I hope this doesn't sound like boasting, but I'm really excited and a little astonished to be doing things like this. When I started studying anime, I thought I'd be pretty much on my own. But now I discover that there are all kinds of people studying all kinds of popular culture across the world. Sure, I always knew that in the abstract. But once you actually go meet people from countries that were only names on a map before, and find that you have some very different experiences but also some common points of changes things.

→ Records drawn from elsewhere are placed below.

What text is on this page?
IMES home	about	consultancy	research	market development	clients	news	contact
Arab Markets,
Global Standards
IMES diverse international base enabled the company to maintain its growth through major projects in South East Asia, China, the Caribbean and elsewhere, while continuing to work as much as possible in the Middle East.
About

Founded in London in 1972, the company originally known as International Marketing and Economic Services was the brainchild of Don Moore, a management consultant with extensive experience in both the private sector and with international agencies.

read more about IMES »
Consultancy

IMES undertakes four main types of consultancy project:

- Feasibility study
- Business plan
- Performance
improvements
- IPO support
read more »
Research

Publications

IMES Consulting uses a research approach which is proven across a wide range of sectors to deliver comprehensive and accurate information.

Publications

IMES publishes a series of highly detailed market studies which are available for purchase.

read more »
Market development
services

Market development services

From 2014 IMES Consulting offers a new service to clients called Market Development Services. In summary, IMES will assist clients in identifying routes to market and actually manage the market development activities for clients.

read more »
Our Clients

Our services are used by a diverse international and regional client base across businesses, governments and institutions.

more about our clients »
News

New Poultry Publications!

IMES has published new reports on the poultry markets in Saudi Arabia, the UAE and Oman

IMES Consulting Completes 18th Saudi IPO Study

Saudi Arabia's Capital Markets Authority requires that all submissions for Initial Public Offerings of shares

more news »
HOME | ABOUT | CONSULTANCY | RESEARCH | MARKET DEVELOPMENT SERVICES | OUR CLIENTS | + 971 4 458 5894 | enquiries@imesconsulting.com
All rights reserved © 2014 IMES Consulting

It's all so fresh to me, this global aca-fan community. It's both like and unlike non-academic fandom. I find in general that academic gatherings -even about pop culture- involve a lot more career-building maneuvering: what will look good on my cv? Can I get a publishing deal out of this? And so on. But in the end, academics are also a bunch of geeks who like to sit around and argue about everything from human rights and international relations to the relative popularity of Korean and Japanese idol singers. The difference is more in the certain kinds of language you have to use (fan and academic jargon) and also in the restrictions on who can join (because face it, university degrees cost a whole lotta money.)

Well, maybe I'll write more about my actual experiences in Germany when I get back. Or maybe not. I'm always unsure of what I should write about here. Professionalism is a difficult discourse to handle when it comes to new media. What is proper to blog about? What will hurt my prospects? How public or private is this writing? Well, I don't know. In the meantime, I hope I can make a worthwhile contribution at the workshop!